L’année 2017 pourrait être celle d’une seconde révolution en Tunisie si les attentes et les exigences du peuple ne sont pas vite prises en compte par le pouvoir en place.
Par Farhat Othman
Pour commencer ce bloc-notes, placé sous la férule de son illustre prédécesseur, François Mauriac, il n’y a rien de tel que de s’y référer en le citant. Voici ce que ce dernier disait dans son bloc-notes du 20 août 1955: «Un grand esprit politique, s’il n’a pas de coeur, doit agir parfois comme s’il en avait. Et s’il est dépourvu de principes, il doit, par habileté, se mettre à la place de ceux qui en ont et agir comme eux.»
C’est de coeur qu’on aura besoin en cette nouvelle année qui pourrait se placer sous le signe du chiffre 7 au symbolisme certain. C’est la «fortitude» qui doit enfin marquer nos actes, car de sagesse immémoriale, il est dit : donne et tu recevras !
Plus rationnellement, 2017 est l’année du centenaire de la révolution bolchévique qui a bien changé le monde. En irait-il de même pour 2017, du moins pour le monde arabe?
Tout porte à le croire, pour ce qui est de la Tunisie qui fête le 14 janvier le 6e anniversaire de son «coup du peuple», sa révolution virtuelle.
2017 dans le monde
On qualifie de cardinale l’année du triomphe du bolchévisme en Russie, non seulement pour ce pays, mais aussi pour l’histoire universelle et les péripéties de la Première Guerre mondiale.
Cette année-là a vu surtout l’émergence d’une idéologie qui a marqué tout le siècle, et ce à la faveur de la fondation d’un État issu d’une utopie au sens noble, mais finissant en dystopie. Outre la première hécatombe mondiale, elle a été aussi celle de l’entrée en scène du futur maître incontesté du monde, les États-Unis.
Mais ne l’oublions pas, ce fut en cette même année 1917 que le sort du Proche-Orient fut scellé avec la déclaration Balfour et la réalisation de l’idée de foyer national juif en Palestine.
Comme toujours, de tels événements politiques et d’autres n’ont été saillants qu’en tant que fils passés au travers de la chaîne constituant le fonds ou la trame sur lesquels ils se détachent, une armure de tissu sociopolitique en fait.
Car la sortie de la première hécatombe mondiale, qui a permis aux humains de mesurer à quel point leur civilisation peut être cruelle, a été propice aussi à un élan vital bien génial de créativité. On a, par exemple, pris conscience de la nécessité d’oser vivre et innover, être original; d’où le surréalisme, le dadaïsme et les créations les plus diverses dans le domaine des arts et des techniques.
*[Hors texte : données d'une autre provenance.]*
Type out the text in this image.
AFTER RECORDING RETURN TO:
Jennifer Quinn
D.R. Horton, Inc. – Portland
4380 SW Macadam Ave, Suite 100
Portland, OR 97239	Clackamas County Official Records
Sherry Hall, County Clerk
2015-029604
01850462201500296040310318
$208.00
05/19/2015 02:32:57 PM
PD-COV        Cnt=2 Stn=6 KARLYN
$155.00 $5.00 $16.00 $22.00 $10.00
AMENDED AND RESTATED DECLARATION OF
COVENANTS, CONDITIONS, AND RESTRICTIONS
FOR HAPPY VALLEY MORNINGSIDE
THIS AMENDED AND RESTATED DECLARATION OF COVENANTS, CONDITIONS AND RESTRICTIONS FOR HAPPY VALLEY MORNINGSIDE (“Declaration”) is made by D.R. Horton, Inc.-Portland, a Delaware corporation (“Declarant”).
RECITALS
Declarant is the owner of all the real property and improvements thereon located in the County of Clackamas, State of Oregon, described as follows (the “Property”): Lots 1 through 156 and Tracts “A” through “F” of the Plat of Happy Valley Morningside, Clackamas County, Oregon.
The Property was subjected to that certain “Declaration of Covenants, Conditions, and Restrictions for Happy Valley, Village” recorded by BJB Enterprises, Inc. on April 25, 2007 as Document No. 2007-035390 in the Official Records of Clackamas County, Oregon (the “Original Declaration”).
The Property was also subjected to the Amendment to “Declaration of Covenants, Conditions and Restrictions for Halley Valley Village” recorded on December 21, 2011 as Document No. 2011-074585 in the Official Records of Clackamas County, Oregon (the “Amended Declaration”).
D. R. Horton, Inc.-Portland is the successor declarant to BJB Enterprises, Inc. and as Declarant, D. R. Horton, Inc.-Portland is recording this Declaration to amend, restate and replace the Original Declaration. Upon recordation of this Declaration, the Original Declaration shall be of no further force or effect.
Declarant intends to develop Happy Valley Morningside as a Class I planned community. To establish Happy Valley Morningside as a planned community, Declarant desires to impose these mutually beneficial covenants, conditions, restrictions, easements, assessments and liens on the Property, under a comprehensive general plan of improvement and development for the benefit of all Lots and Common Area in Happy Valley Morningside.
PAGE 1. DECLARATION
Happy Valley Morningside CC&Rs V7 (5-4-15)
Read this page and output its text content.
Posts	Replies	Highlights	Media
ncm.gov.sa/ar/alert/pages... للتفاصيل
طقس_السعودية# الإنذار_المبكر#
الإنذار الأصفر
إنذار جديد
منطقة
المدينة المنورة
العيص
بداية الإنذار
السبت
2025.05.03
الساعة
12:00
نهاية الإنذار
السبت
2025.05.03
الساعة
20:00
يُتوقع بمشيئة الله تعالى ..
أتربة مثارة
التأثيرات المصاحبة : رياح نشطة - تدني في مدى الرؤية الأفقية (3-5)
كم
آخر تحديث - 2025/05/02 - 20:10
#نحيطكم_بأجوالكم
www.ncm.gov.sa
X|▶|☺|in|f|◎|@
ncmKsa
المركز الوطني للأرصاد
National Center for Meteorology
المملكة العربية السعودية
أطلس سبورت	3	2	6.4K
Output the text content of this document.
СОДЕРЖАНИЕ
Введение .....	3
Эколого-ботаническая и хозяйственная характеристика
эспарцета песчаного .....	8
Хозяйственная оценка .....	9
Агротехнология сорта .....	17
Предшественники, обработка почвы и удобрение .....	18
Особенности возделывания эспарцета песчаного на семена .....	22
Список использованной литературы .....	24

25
C’est ce qui amena à une soif de vivre dont l’excès fut fatale à la spiritualité, désenchantant le monde en le matérialisant à outrance, donnant naissance au capitalisme tirant la justification de ses turpitudes, quand il verse dans la sauvagerie, de l’esprit protestant et son éthique, faisant déjà du catholicisme une lecture biaisée, intégriste même.
2017 dans le monde arabe
Le monde arabe est en ébullition. Il l’était déjà, bien avant ce qu’on a appelé «Printemps arabe»; mais les dictatures en place permettaient de ne rien laisser apparaître, du moins au grand jour. Ce qui n’empêchait pas les convulsions de travailler en profondeur les bases de ces États, les fragilisant encore plus.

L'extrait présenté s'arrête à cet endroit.